SSTR2 Das Double-Nickase-Plasmid (h) besteht aus einem aufeinander abgestimmten Plasmidpaar, das für die hochspezifische Bearbeitung des SSTR2-Lokus in human-Zelllinien entwickelt wurde. Jedes Plasmid exprimiert eine Cas9-D10A-Nickase und eine spezifische sgRNA, die auf entgegengesetzte DNA-Stränge innerhalb von SSTR2 abzielt. Wenn sie auf benachbarte Stellen auf entgegengesetzten DNA-Strängen gerichtet sind, erzeugen die beiden Nickasen versetzte Einzelstrang-Schnitte, die zusammen einen versetzten Doppelstrangbruch erzeugen, was eine koordinierte On-Target-Aktivität beider Guides erfordert. Der resultierende DNA-Bruch wird durch endogene zelluläre Reparaturwege behoben, meist durch nicht-homologe Endverknüpfung (NHEJ), was zu Insertionen oder Deletionen führt, die die SSTR2-Funktion stören. Durch die Notwendigkeit einer doppelten sgRNA-Bindung am Zielort erhöht der Doppel-Nick-Ansatz die Spezifität der Bearbeitung und bietet eine komplementäre CRISPR-Strategie für Anwendungen, bei denen eine zusätzliche Kontrolle über die Zielgenauigkeit gewünscht ist.

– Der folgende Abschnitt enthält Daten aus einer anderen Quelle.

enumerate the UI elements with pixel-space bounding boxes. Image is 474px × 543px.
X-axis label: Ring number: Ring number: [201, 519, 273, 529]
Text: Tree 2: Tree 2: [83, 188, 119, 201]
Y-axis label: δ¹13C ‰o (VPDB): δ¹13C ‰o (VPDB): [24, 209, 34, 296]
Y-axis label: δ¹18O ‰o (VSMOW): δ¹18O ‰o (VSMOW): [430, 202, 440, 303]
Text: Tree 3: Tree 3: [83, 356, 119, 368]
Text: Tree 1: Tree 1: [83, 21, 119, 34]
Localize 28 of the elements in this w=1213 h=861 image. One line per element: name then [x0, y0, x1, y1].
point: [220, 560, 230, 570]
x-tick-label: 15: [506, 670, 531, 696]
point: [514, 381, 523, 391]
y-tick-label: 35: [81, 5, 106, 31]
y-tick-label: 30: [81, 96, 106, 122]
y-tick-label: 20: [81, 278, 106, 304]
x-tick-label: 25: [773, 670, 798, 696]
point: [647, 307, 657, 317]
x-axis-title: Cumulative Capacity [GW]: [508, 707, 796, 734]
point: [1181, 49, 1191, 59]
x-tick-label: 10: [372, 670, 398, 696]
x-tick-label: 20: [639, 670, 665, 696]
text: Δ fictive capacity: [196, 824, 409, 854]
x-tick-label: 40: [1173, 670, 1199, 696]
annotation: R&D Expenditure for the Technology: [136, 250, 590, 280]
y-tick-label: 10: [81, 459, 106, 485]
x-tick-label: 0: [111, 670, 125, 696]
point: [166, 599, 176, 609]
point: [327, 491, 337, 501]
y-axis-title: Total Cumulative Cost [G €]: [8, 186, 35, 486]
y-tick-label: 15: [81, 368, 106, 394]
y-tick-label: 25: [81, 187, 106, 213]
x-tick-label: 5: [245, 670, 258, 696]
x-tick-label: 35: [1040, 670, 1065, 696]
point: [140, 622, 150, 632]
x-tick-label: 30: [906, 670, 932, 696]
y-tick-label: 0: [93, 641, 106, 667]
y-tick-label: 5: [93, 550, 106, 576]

Um eine effiziente Identifizierung editierter Zellen zu unterstützen, kodiert ein Plasmid GFP zur fluoreszierenden Visualisierung transfizierter Populationen, während das Begleitplasmid ein Puromycin-Resistenzgen für die Antibiotika-Selektion trägt. Zusammen unterstützen diese Merkmale eine effiziente Anreicherung co-transfizierter Populationen und vereinfachen die Validierung von Klonen mit SSTR2-Störung.
Nur für Forschungszwecke. Nicht für diagnostische oder therapeutische Zwecke bestimmt.